One property of convolution is that the integral of the output is the product of the integrals of the two input functions. If you consider the input and output images, then the integral means average brightness and if you want the brightness to remain the same the integral of the convolution function needs to add up to one.
One way how to understand them is to think of the convolution function as something that shows how much input pixels influence the output pixel depending on their distance.
Convolution functions are usually defined so that they are zero when the distance is larger than some value so that you don't have to consider every input value for every output value.
For lanczos interpolation the convolution function is based on the sinc(x) = sin(x*pi)/x function, but only the first few lobes are taken. Usually 3:
lanczos(x) = {
0 if abs(x) > 3,
1 if x == 0,
else sin(x*pi)/x
}
This function is called the filter kernel.
To resample with lanczos imagine you overlay the output and input over eachother, with points signifying where the pixel locations are. For each output pixel location you take a box +- 3 output pixels from that point. For every input pixel that lies in that box, calculate the value of the lanczos function at that location with the distance from the output location in output pixel coordinates as the parameter. You then need to normalize the calculated values by scaling them so that they add up to 1. After that multiply each input pixel value with the corresponding scaling value and add the results together to get the value of the output pixel.
Because lanzos function has the separability property and, if you are resizing, the grid is regular, you can optimize this by doing the convolution horizontally and vertically separately and precalculate the vertical filters for each row and horizontal filters for each column.
Bicubic convolution is basically the same, with a different filter kernel function.
To get more detail, there's a pretty good and thorough explanation in the book Digital Image Processing, section 16.3.
Also, image_operations.cc and convolver.cc in skia have a pretty well commented implementation of lanczos interpolation.
While what Ants Aasma says roughly describes the difference, I don't think it is particularly informative as to why you might do such a thing.
As far as links go, you are asking a very basic question in image processing, and any decent introductory textbook on the subject will describe this. If I remember correctly, Gonzales and Woods is decent on it, but I'm away from my books and can't check.
Now on to the particulars, it should help to think about what you are doing fundamentally. You have a square lattice of measurements that you want to interpolate new values for. In the simple case of upsampling, lets imagine you want a new measurement in between every one that you already have (e.g. double the resolution).
Now you won't get the "correct" value, because in general you don't have that information. So you have to estimate it. How to do this? A very simple way would be to linearly interpolate. Everyone knows how to do this with two points, you just draw a line between them, and read the new value off the line (in this case, at the half way point).
Now an image is two dimensional, so you really want to do this in both the left-right and up-down directions. Use the result for your estimate and voila you have "bilinear" interpolation.
The main problem with this is that it isn't very accurate, although it's better (and slower) than the "nearest neighbor" approach which is also very local and fast.
To address the first problem, you want something better than a linear fit of two points, you want to fit something to more data points (pixels), and something that can be nonlinear. A good trade off on accuracy and computational cost is something called a cubic spline. So this will give you a smooth fit line, and again you approximate your new "measurement" by the value it takes in the middle. Do this in both directions and you've got "bicubic" interpolation.

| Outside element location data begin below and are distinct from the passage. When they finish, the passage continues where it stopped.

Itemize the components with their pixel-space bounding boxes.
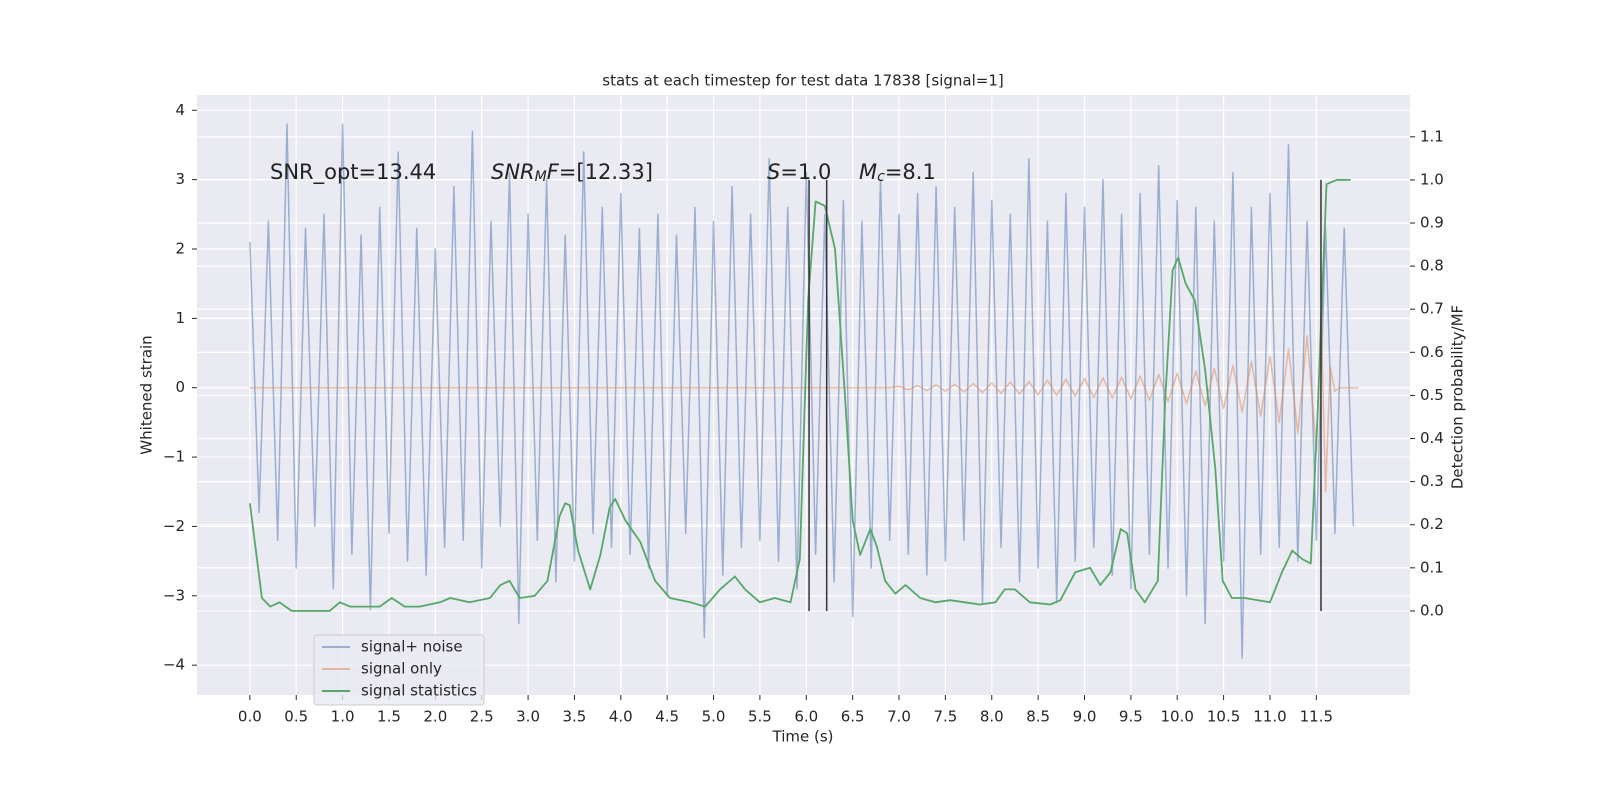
annotation-part: SNR xyxy=(491,160,535,184)
x-tick-label: 9.0 xyxy=(1073,708,1097,726)
x-tick-label: 8.5 xyxy=(1026,708,1050,726)
x-tick-label: 9.5 xyxy=(1119,708,1143,726)
x-tick-label: 0.5 xyxy=(284,708,308,726)
legend-label: signal+ noise xyxy=(361,638,463,656)
x-tick-label: 7.0 xyxy=(887,708,911,726)
y2-tick-label: 0.1 xyxy=(1420,558,1444,576)
x-tick-label: 1.5 xyxy=(377,708,401,726)
x-tick-label: 3.0 xyxy=(516,708,540,726)
annotation: S=1.0 xyxy=(767,160,831,184)
y2-tick-label: 0.4 xyxy=(1420,429,1444,447)
x-tick-label: 11.0 xyxy=(1253,708,1286,726)
legend-label: signal statistics xyxy=(361,682,477,700)
legend-label: signal only xyxy=(361,660,442,678)
annotation-part: =1.0 xyxy=(780,160,831,184)
y2-tick-label: 0.5 xyxy=(1420,386,1444,404)
y-tick-label: −3 xyxy=(163,586,185,604)
y2-tick-label: 0.2 xyxy=(1420,515,1444,533)
annotation: Mc=8.1 xyxy=(859,160,936,185)
y-tick-label: 3 xyxy=(175,170,185,188)
y-tick-label: −4 xyxy=(163,656,185,674)
annotation-part: S xyxy=(767,160,780,184)
x-tick-label: 2.5 xyxy=(470,708,494,726)
x-tick-label: 4.0 xyxy=(609,708,633,726)
x-tick-label: 6.0 xyxy=(794,708,818,726)
annotation: SNR_opt=13.44 xyxy=(270,160,436,185)
annotation-part: M xyxy=(535,169,547,185)
x-tick-label: 10.5 xyxy=(1207,708,1240,726)
y2-tick-label: 0.6 xyxy=(1420,343,1444,361)
annotation-part: c xyxy=(877,169,885,185)
x-tick-label: 7.5 xyxy=(933,708,957,726)
y-tick-label: −2 xyxy=(163,517,185,535)
y2-tick-label: 0.9 xyxy=(1420,214,1444,232)
x-tick-label: 1.0 xyxy=(331,708,355,726)
annotation: SNRMF=[12.33] xyxy=(491,160,653,185)
series-line xyxy=(249,123,1355,659)
y-tick-label: −1 xyxy=(163,448,185,466)
x-tick-label: 2.0 xyxy=(423,708,447,726)
y-tick-label: 4 xyxy=(175,101,185,119)
y2-tick-label: 1.1 xyxy=(1420,127,1444,145)
annotation-part: M xyxy=(859,160,877,184)
y2-tick-label: 0.0 xyxy=(1420,601,1444,619)
x-tick-label: 0.0 xyxy=(238,708,262,726)
series-line xyxy=(249,310,1359,493)
y2-tick-label: 0.7 xyxy=(1420,300,1444,318)
y2-tick-label: 0.8 xyxy=(1420,257,1444,275)
y2-tick-label: 0.3 xyxy=(1420,472,1444,490)
y-tick-label: 2 xyxy=(175,239,185,257)
x-tick-label: 3.5 xyxy=(563,708,587,726)
x-tick-label: 10.0 xyxy=(1161,708,1194,726)
x-tick-label: 4.5 xyxy=(655,708,679,726)
annotation-part: =[12.33] xyxy=(559,160,653,184)
x-tick-label: 5.5 xyxy=(748,708,772,726)
x-axis-label: Time (s) xyxy=(772,728,834,746)
y-tick-label: 0 xyxy=(175,378,185,396)
x-tick-label: 8.0 xyxy=(980,708,1004,726)
annotation-part: =8.1 xyxy=(885,160,936,184)
annotation-part: F xyxy=(547,160,560,184)
annotation-part: SNR_opt=13.44 xyxy=(270,160,436,185)
x-tick-label: 6.5 xyxy=(841,708,865,726)
series-line xyxy=(249,179,1351,612)
y-axis-label: Whitened strain xyxy=(138,335,156,454)
x-tick-label: 5.0 xyxy=(702,708,726,726)
y2-axis-label: Detection probability/MF xyxy=(1449,305,1467,489)
legend-box xyxy=(313,634,485,706)
x-tick-label: 11.5 xyxy=(1300,708,1333,726)
chart-title: stats at each timestep for test data 178… xyxy=(602,72,1003,90)
y-tick-label: 1 xyxy=(175,309,185,327)
y2-tick-label: 1.0 xyxy=(1420,170,1444,188)
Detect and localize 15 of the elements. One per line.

So that's more accurate, but still heavy. One way to address the speed issue is to use a convolution, which has the nice property that in the Fourier domain, it's just a multiplication, so we can implement it quite quickly. But you don't need to worry about the implementation to understand that the convolution result at any point is one function (your image) being integrated in product another, typically much smaller support (the part that is non-zero) function called the kernel), after that kernel has been centered over that particular point. In the discrete world, these are just sums of the products.
It turns out that you can design a convolution kernel that has properties quite like the cubic spline, and use that to get a fast "bicubic"
Lancsoz resampling is a similar thing, with slightly different properties in the kernel, which primarily means they will have different characteristic artifacts. You can look up the details of these kernel functions easily enough (I'm sure wikipedia has them, or any intro text). The implementations used in graphics programs tend to be highly optimized and sometimes have specialized assumptions which make them more efficient but less general.
I would like suggest the following article for a basic understanding of different image interpolation methods image interpolation via convolution. If you want to try more interpolation methods, the imageresampler is a nice open source project to begin with.
In my opinion image interpolation can be understood from two aspects, one is from function fitting perspective, and one is from convolution perspective. For example, the spline interpolation explained in image interpolation via convolution is well explained from function fitting perspective in Cubic interpolation.
Additionally, image interpolation is always related to a specific application, for example image zooming, image rotation and so on. In fact for a specific application, image interpolation can be implemented i.n a smart way. For example, image rotation can be implemented via a three-shearing method, and during each shearing operation different one-dimension interpolation algorithms can be implemented.

Novel fitness measure for evolutionary image matching simulation

I'm sure many people have already seen demos of using genetic algorithms to generate an image that matches a sample image. You start off with noise, and gradually it comes to resemble the target image more and more closely, until you have a more-or-less exact duplicate.
All of the examples I've seen, however, use a fairly straightforward pixel-by-pixel comparison, resulting in a fairly predictable 'fade in' of the final image. What I'm looking for is something more novel: A fitness measure that comes closer to what we see as 'similar' than the naive approach.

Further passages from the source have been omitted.